ドイツの自動車大手フォルクスワーゲン(VW)は、予想を上回る大幅な事業再編を計画しており、国内で少なくとも3つの工場を閉鎖し、数万人の従業員を削減する方針であることが28日、労働組合幹部の話で明らかになった。残りの工場も恒久的に縮小される見通しという。労組側は、「経営陣はこの件に関して完全に本気だ。労使交渉における脅しではない」と指摘。ドイツ最大の企業グループであるVWが、国内での事業や資産の売却を開始するための計画だと述べた。閉鎖される具体的な工場名や削減数は明らかにしなかった。
『日本経済新聞 電子版』(10月28日付)は、「フォルクスワーゲン、ドイツ3工場閉鎖・数万人削減を検討」と題する記事を掲載した。
自動車大手ドイツのフォルクスワーゲン(VW)がドイツ国内の少なくとも3工場の閉鎖を検討していることがわかった。独国内で数万人の人員削減と賃金の約20%減も検討している。労組側は反発している。
(1)「VWは、9月2日に工場閉鎖を検討していることを明らかにした。工場閉鎖を巡り同月下旬に第1回の労使交渉を開き、10月30日に独北部ウォルフスブルクの同社本社で2回目となる労使交渉を予定している。リストラ案は2回目の交渉に先立ち、VW経営陣が組合側に通告した。独に十数カ所ある工場を閉鎖すれば、1937年の創業以来初めてとなる。リストラ案では、閉鎖対象以外の独国内工場も生産体制を縮小し、独国内のグループ従業員30万人のうち数万人を削減する。残った従業員についても月給の10%減に加え、手当などの廃止で賃金水準を約20%引き下げる計画だ」
世界2位の自動車メーカーVWが、重大な事態を迎えている。総従業員30万人のうち、数万人の解雇を予定している。残った従業員にも、賃金水準を約20%引き下げるという厳しさである。

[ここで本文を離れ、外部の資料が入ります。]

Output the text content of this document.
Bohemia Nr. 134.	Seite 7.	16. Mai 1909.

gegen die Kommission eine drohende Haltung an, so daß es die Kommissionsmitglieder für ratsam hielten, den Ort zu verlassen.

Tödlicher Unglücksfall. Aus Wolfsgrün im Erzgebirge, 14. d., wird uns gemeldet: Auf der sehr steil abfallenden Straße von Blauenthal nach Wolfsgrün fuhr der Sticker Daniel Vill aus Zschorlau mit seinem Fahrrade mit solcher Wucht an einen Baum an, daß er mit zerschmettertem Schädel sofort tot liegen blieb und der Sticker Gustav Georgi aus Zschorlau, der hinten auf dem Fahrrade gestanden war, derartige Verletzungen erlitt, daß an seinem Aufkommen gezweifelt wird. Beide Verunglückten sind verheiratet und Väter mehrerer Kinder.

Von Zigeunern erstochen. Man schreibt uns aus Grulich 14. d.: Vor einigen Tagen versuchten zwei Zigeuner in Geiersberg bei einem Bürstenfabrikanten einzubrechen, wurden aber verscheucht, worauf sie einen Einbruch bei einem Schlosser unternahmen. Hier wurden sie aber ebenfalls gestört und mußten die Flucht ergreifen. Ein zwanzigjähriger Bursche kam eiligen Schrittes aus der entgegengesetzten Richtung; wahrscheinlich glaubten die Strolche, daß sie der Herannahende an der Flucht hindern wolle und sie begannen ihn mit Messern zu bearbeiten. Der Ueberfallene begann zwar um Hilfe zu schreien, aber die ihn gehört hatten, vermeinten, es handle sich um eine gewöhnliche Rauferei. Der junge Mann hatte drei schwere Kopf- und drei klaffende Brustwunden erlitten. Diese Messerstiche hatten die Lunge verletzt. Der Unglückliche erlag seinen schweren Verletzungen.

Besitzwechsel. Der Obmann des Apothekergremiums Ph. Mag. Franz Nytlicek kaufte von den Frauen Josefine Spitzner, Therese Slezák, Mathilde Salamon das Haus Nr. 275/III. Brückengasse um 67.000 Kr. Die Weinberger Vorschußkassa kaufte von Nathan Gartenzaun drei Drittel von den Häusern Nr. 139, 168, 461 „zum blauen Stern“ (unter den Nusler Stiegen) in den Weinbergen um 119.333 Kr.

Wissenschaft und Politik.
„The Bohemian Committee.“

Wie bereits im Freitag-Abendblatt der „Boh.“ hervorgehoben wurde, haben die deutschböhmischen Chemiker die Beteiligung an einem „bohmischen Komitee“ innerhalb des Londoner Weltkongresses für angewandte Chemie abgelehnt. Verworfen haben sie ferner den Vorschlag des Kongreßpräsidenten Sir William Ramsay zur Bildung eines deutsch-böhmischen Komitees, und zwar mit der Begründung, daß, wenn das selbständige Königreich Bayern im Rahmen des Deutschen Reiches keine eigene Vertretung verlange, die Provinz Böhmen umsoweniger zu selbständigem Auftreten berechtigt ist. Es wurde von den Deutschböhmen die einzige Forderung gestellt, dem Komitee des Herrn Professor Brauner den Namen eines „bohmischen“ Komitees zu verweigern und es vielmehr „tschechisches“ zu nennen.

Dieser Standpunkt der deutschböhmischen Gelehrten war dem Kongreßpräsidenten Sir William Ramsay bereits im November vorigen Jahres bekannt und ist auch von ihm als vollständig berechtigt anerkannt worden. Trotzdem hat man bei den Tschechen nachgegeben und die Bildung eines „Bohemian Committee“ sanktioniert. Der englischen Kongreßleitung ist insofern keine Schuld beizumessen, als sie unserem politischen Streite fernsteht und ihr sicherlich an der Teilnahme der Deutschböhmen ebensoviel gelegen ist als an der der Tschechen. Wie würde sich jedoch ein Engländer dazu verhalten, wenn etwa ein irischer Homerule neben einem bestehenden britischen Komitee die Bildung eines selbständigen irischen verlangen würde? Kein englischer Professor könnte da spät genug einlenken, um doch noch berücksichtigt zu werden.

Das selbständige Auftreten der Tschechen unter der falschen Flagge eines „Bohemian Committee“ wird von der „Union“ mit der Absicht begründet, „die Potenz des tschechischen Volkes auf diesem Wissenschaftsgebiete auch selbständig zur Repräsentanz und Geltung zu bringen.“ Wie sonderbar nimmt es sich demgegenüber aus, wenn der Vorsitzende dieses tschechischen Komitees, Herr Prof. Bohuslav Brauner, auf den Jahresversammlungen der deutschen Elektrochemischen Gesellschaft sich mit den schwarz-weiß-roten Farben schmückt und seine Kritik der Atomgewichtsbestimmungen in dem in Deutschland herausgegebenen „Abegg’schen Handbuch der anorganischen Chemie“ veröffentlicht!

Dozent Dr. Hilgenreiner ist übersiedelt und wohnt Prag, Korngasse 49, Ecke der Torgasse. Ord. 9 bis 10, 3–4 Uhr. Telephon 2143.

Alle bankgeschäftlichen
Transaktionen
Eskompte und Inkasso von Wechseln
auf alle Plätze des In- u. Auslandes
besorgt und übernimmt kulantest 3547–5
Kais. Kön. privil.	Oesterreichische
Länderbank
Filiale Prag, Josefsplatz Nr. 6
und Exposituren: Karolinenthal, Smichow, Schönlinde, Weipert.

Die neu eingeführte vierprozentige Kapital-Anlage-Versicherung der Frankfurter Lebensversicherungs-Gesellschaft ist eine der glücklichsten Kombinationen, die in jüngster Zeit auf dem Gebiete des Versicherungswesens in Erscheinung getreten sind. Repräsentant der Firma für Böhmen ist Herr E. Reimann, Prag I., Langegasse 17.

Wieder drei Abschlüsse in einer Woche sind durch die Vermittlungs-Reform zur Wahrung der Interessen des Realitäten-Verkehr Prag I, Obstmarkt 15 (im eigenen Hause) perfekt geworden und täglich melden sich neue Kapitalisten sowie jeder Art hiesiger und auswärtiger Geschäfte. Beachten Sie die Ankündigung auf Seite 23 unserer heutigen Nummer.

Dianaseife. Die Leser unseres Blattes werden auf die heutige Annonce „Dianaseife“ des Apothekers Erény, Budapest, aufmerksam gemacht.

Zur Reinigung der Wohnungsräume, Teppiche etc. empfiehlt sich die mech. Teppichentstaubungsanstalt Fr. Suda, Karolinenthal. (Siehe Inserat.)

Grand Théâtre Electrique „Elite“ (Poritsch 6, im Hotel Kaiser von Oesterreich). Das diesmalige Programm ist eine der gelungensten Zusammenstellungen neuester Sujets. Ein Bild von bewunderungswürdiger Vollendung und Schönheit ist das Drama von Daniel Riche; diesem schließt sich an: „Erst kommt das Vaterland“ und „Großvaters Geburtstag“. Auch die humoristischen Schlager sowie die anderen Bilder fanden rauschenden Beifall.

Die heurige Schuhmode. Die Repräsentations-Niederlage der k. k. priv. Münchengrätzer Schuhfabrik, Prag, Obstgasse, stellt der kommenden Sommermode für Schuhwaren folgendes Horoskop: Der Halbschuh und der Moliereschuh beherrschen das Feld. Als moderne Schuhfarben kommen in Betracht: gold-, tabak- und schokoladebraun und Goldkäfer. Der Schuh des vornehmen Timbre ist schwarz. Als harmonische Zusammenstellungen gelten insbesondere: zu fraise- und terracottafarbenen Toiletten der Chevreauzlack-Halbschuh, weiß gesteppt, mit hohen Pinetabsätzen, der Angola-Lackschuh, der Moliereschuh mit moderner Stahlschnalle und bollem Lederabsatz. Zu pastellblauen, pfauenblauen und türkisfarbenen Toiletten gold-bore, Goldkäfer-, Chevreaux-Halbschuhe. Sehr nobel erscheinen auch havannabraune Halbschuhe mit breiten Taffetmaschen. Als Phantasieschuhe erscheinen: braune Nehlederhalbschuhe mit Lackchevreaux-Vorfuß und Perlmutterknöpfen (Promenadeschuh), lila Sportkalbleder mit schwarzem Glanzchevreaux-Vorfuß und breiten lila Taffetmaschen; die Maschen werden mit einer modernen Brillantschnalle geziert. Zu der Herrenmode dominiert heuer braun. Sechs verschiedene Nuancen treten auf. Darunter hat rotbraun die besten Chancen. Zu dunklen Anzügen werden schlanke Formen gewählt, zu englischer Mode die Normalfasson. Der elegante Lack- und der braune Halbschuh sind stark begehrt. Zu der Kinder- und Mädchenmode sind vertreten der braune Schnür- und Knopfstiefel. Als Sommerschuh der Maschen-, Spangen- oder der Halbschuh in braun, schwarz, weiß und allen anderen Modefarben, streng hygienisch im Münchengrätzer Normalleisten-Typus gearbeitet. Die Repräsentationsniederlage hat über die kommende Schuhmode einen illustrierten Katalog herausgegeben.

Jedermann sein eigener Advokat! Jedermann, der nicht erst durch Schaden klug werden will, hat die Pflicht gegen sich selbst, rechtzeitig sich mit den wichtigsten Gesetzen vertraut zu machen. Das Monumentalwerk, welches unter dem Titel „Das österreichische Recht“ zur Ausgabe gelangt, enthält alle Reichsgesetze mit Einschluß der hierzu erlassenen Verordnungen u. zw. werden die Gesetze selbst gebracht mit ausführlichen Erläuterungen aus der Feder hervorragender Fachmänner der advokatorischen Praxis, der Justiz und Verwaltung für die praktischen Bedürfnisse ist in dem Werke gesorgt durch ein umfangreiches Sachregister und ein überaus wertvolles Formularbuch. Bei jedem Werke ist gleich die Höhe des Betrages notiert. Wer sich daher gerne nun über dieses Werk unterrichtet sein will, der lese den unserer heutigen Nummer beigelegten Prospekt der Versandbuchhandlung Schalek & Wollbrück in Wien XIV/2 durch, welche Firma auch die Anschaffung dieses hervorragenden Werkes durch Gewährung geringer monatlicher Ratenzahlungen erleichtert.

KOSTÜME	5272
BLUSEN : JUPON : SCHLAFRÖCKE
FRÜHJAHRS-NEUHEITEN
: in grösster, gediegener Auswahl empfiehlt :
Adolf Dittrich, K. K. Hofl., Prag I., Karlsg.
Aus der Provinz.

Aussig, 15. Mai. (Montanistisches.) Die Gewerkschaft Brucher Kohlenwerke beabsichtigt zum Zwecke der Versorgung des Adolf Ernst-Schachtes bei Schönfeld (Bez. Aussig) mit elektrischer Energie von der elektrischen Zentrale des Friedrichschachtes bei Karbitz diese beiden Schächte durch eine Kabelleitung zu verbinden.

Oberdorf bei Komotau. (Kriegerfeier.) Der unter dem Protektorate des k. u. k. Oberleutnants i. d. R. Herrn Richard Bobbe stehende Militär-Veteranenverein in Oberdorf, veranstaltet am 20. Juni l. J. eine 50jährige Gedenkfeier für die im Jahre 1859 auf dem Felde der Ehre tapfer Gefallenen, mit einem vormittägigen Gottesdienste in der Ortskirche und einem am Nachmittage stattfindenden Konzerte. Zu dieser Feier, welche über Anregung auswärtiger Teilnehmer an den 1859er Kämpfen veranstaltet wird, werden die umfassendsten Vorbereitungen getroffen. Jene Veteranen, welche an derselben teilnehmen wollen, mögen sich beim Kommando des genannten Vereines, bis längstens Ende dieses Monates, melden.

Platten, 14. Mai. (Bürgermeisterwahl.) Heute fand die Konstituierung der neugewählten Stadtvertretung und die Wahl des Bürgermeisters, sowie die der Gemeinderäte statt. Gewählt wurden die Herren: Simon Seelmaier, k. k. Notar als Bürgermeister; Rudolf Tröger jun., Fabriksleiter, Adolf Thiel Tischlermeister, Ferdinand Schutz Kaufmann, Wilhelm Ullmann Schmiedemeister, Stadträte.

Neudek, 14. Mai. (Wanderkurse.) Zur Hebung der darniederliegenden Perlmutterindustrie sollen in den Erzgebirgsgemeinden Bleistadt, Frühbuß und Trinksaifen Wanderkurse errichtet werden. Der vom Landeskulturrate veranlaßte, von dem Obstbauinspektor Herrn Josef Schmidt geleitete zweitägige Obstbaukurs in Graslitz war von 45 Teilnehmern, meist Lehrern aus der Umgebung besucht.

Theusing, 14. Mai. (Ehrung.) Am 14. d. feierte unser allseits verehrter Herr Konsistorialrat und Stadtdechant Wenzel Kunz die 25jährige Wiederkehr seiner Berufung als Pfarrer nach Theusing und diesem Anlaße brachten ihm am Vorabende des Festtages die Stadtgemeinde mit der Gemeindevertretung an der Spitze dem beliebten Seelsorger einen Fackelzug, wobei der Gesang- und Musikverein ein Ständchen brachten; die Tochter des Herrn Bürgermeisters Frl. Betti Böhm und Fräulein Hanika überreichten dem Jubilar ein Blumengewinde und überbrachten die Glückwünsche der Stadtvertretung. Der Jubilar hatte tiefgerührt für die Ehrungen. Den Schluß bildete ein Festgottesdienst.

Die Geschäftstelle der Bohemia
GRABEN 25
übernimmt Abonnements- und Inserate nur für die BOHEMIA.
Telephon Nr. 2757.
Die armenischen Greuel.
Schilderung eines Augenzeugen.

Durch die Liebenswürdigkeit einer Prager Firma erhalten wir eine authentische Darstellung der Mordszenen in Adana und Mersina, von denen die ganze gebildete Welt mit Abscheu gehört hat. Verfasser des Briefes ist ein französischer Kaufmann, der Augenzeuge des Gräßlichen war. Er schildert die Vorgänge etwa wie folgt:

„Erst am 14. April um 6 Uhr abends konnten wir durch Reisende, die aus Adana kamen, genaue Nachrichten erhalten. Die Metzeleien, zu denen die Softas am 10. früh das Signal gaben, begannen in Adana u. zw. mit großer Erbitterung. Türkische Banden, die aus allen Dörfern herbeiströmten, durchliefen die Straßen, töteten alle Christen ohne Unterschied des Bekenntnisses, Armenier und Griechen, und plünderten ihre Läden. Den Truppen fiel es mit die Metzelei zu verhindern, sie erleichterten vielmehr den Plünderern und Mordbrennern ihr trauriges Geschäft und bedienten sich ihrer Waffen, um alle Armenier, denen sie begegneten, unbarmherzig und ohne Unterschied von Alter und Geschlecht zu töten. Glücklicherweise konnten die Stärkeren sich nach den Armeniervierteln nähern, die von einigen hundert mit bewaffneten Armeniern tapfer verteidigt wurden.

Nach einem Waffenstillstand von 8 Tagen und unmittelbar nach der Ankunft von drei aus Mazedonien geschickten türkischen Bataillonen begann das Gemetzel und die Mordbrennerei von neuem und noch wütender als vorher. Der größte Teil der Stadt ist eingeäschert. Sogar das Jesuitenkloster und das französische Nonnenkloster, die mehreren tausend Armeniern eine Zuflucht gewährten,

(2)「28日朝にはVWの独国内の全工場で生産を一時停止し、従業員らが集会を開いた。従業員代表(労組に相当)のダニエラ・カバリョ氏は「ドイツ最大の産業グループが自国で(工場を)売却する計画で、国全体が影響を受けることになる」とリストラ案について到底受け入れられないとの考えを示した。欧米を中心とした電気自動車(EV)の販売不振と中国での需要減からVWの業績は急速に悪化する。VWは9月下旬、24年12月通期の売上高について従来の5%の増収予想を、約1%の減収に下方修正した。業績の下方修正は今期2度目だ。労組側は業績不振について「経営陣が責任をとるべきだ」としている」
2024年12月通期の売上高は、前期の3223億ユーロ(約51兆2000億円)を下回り3200億ユーロとなる見込みだと発表した。従来の5%の増収予想から一転、約1%の減収に下方修正した。欧米を中心とした電気自動車(EV)の販売不振、中国でのエンジン車の販売減が響く。VWは、24年の世界新車販売台数が900万台となる見込みだとも明らかにした。23年は924万台で、約3%の減少となる。これまでは23年比で最大3%増加すると予想していた。
24年通期の売上高営業利益率は、従来予想の「6.5〜7%」から5.6%に下方修正した。営業利益は180億ユーロを見込む。売上高営業利益率は、自動車メーカーにとって5%台維持がレッドラインとされている。これを割込むと、新車開発などで支障を来すとされる、VWは、経営的にギリギリの線へ追込まれている。
(3)「VWは、労使で11月末までストライキを実施しないことで合意している。カバリョ氏は「経営陣には猶予が2日間ある」と述べ、30日の第2回労使交渉までにリストラ案が変更されなければ、12月からストに踏み切る可能性があると示唆した。独最大の産業別労組IGメタルは同日、「このような冷酷なリストラ計画は受け入れられない。経営陣は想像もつかない抵抗を覚悟しなければならない」と述べ、VW労組の全面支援を強調した」
ドイツ最大の産業別労組IGメタルは、VWが大規模な人員整理と残りの従業員へも約20%の賃下げ提案だけに簡単に飲めるものではあるまい。解決までには相当の時間がかかろう。